6 Ways College Is Different from High School

male college student on campus

It's hard to know what college is really like until you get there. And in these uncertain times, college life might be even more difficult to imagine. But no matter when or where your freshman year begins -- at home, on campus, or some combination of the two -- college will be different from high school in these important ways.

1. Time in college is managed by you, not the school.

One of the biggest challenges for new college freshmen is time management. Most students are surprised by the amount of "free" time they have compared to their lives in high school. In college, you may have three classes one day, and none the next. You might be tempted to kick back, but it's up to you to balance studying and coursework with socializing and other pursuits. 

2. College professors expect you to learn and think independently.

As a college freshman, you will be responsible for your learning. You’ll be expected to cover course material on your own with less hand-holding by professors and instructors than you might have experienced in high school. It’s common for some professors to assign material not covered in lectures (and to include that material in exams) and to call on you to explain readings, contribute to discussions, and debate key points.

At the same time, college professors are there to help and they want you to succeed. However, you will need to be proactive and reach out to them. It will be up to you to email instructors and visit their office hours, and to seek out academic services at the college, such as tutoring or study groups. Many of the students featured in CollegeData’s Road to College Student Stories say that attending office hours and taking advantage of their college’s academic resources helped them succeed.

3. Cramming at the last minute doesn't work.

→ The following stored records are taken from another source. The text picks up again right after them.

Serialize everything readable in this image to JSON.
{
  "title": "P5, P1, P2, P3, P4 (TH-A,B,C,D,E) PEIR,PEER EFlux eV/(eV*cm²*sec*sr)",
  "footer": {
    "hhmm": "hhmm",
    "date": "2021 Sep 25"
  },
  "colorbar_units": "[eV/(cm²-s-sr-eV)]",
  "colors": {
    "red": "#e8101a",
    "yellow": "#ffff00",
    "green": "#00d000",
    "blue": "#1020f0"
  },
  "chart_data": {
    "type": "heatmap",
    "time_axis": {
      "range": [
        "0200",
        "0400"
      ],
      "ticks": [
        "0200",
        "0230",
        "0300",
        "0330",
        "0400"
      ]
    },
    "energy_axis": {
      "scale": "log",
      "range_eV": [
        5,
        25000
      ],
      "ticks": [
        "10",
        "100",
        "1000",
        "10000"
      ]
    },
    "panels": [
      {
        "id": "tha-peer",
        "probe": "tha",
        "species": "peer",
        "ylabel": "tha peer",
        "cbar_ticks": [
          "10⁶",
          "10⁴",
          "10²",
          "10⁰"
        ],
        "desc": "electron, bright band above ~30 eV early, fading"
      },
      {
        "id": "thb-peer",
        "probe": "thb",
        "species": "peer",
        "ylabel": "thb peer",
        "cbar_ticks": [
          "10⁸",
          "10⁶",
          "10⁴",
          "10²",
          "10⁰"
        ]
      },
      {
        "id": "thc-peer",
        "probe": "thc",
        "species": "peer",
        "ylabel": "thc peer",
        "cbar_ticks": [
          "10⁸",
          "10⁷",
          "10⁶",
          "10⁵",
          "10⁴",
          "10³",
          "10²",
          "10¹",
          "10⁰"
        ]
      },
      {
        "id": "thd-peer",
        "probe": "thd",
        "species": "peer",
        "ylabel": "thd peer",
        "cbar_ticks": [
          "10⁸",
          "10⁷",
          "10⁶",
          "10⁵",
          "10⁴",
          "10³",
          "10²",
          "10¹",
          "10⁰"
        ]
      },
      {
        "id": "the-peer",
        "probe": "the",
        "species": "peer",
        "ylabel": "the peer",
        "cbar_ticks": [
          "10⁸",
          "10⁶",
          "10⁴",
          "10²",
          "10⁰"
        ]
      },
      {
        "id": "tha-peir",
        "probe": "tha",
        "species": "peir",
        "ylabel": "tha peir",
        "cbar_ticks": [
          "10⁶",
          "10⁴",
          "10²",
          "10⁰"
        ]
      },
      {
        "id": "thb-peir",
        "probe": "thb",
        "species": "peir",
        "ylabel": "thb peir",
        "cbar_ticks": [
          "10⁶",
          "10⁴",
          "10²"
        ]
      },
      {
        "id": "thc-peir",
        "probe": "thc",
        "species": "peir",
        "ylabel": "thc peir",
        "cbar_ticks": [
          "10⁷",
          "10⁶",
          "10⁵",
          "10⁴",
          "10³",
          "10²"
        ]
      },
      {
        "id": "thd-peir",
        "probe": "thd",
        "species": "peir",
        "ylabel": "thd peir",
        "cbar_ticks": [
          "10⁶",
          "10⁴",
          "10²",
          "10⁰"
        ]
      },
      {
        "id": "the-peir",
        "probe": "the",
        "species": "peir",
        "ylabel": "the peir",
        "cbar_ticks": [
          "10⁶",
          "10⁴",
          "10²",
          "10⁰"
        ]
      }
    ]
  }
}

Some high school students are successful with last-minute studying. But exams in college are generally given less frequently, cover more material and are more difficult than high school tests. College exams often require in-depth and thoughtful answers that demonstrate your mastery of the content. As many freshmen learn the hard way, this means you need to consistently keep up with your studies and coursework and not wait until the last minute to study for a test.

4. Your social life is wide open.

If you are living on campus or away from home, you may feel like a bird let out of a cage when you arrive on campus. You’ll meet many new people—and you’ll be able to do what you want when you want. But with this new freedom comes the responsibility to set priorities and boundaries, including balancing studying and course work with non-academic pursuits.

5. You might be sharing a (very small) personal space with a stranger.

Even if you're used to sharing a room with a sibling, living with someone you’ve never met can be a challenge. You'll need to negotiate everything from "lights out" time to what's considered “personal space” and "neat." Your roommate may not be your best friend. However, a roommate can be a familiar face as you settle into college.

6. From money to moods, you'll be responsible for taking care of yourself.

Like many students facing a new and unfamiliar experience, you might hit some rough patches in college. It might be difficult to make friends, or you might be disappointed in your course grades. It’s easy to over-extend yourself socially or make mistakes managing your money. Many college freshmen come to a point where they may need to assess their priorities, and in some cases, make some changes.

Fortunately, most colleges provide resources to help students adjust to college life. These include health care professionals, mental health services, and academic and career counselors. But taking steps to get on track will be up to you.

You Will Adjust to Life as a College Freshman!

Many freshmen report that the independence they face as college students takes at least a few months, if not the entire school year, to get used to. But once they get past this initial adjustment, most students find their niche and embrace their newfound independence.